Arion Gesangverein German Hospital Benefit

Event Information

Venue(s):
Steinway Hall

Conductor(s):
Carl Bergmann

Price: $1.50, $1

Performance Forces:
Instrumental, Vocal

Record Information

Status:
Published

Last Updated:
31 January 2021

Performance Date(s) and Time(s)

11 Nov 1869, Evening

Program Details

Orchestra consisted of sixty members.

Performers and/or Works Performed

4)
Composer(s): Mendelssohn-Bartholdy
Participants:  Heinrich Greiner
5)
Composer(s): Meyerbeer
Participants:  Ida Rosenburgh
6)
Composer(s): Millard
Text Author: Flagg
Participants:  Ida Rosenburgh
8)
aka Konzert Ouverture; Concert overture; Swiss national hymn; Rufst du mein Vaterland
Composer(s): Raff

Citations

1)
Announcement: New York Herald, 07 November 1869, 4.
2)
Review: New York Herald, 12 November 1869, 6.

“After listening to the Arion concert at Steinway Hall last evening it is not too much to say that one bold and successful grasp of the Arion Vocal Society have placed themselves along the Philharmonic as the latter’s most honorable rival. Space forbids to enter into any details of the several performances, and, in fact, where all were excellent, it would be invidious to distinguish. The programme was above reproach, and its character betokened a high appreciation of classical music and of the necessity of popularizing it in this country. It may be remarked that the tenor, Mr. William Candidus; the baritone, Mr. F. Remmertz, and the Arion chorus, with its immense volume of well trained voices, did their best, did it well, and but few professionals could have equaled, but none surpass them. With this concert the Arion Society took a new departure. Not only did they enter with zest and victorious effect upon the field of classical art in both its vocal and instrumental branches, but they also undertook to stand sponsor to native talent, in the person of Miss Ida Rosenburg, a young lady of New York birth, and whom the Arion introduced to the public for the first time last evening. Miss Rosenburg’s voice is sweet and mellow, though not strong, yet she exhibits great power of modulation and her intonation is perfect, while deep feeling and expressiveness warbles through every note. The Arion Society did themselves honor by presenting, under their auspices, such an agreeable soprano to the public. The orchestral performances left nothing to desire, and Maestro Carl Bergmann, the conductor, may congratulate himself upon the unexampled success his labors have won for himself and for the society over which he swings the rod as musical Jupiter.”

3)
Review: New York Sun, 13 November 1869, 2.

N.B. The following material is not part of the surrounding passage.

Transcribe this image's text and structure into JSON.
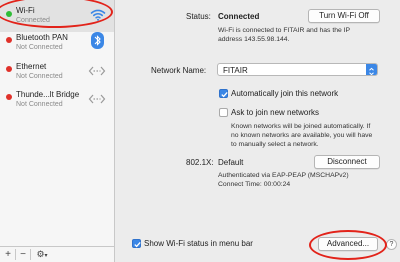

“The Arions are always favorites with the public. They made, on Thursday evening, their first appearance since their Waterloo at the Baltimore Saengerfest, from which they returned without a prize.  They were warmly greeted by a large audience, and it was evident that the Society intended to redeem their reputation, and convince their hearers that they were able to sing compositions of a higher style than the ‘pretty Roth Raut,’ with which they contended for the prize in Baltimore. They selected, therefore, the most difficult of all the pieces sung at that contest—Lizt’s [sic] Midnight March—with which the second prize was taken by a Philadelphia society.

“We regret to say that the performance of it was by no means a perfect one. The second basses, in a very difficult ascending passage of sustained tones, got confused and disordered, and for a few bars were evidently at misunderstanding with the tenors as to the pitch. To complete the difficulty, a gentleman who had the tenor solo to sing flattened so badly that he seemed to be singing in one key and the chorus that accompanied him in another. The Society rendered, however, a simpler song of Meehring’s with great precision, delicacy, and effect.

“The concert on the whole was an admirable one, made up of sterling classical works—such a concert as one hears often at Boston, but seldom in this city. Mr. Mills played with even more than his accustomed vigor, and a member of this Society, Mr. F. Remmertz, sang a glorious aria from one of Handel’s forgotten operas, in a style that entitled him to the most distinguished honor. So ;pure and noble a baritone voice, so admirable a method, and so modest a bearing we have not met within any singer for many a day. We do not hesitate to say that neither the Italian  the German operatic stage in this country possesses a baritone of equal merit.”

4)
Review: Dwight's Journal of Music, 20 November 1869, 142.

“On Thursday evening the Arion Society gave its concert at Steinway Hall. There was an orchestra of about 40 members, under the direction of Carl Bergmann, which played a Concert Overture by Raff, and there were solos by various people, also choruses by the Arion. Mr. Mills played the Chopin Concerto (E minor) admirably, albeit he occasionally forced the tone of the piano. The other artists acquitted themselves creditably, and the large audience, perhaps 1,200 in number, behaved in a good un-American manner.”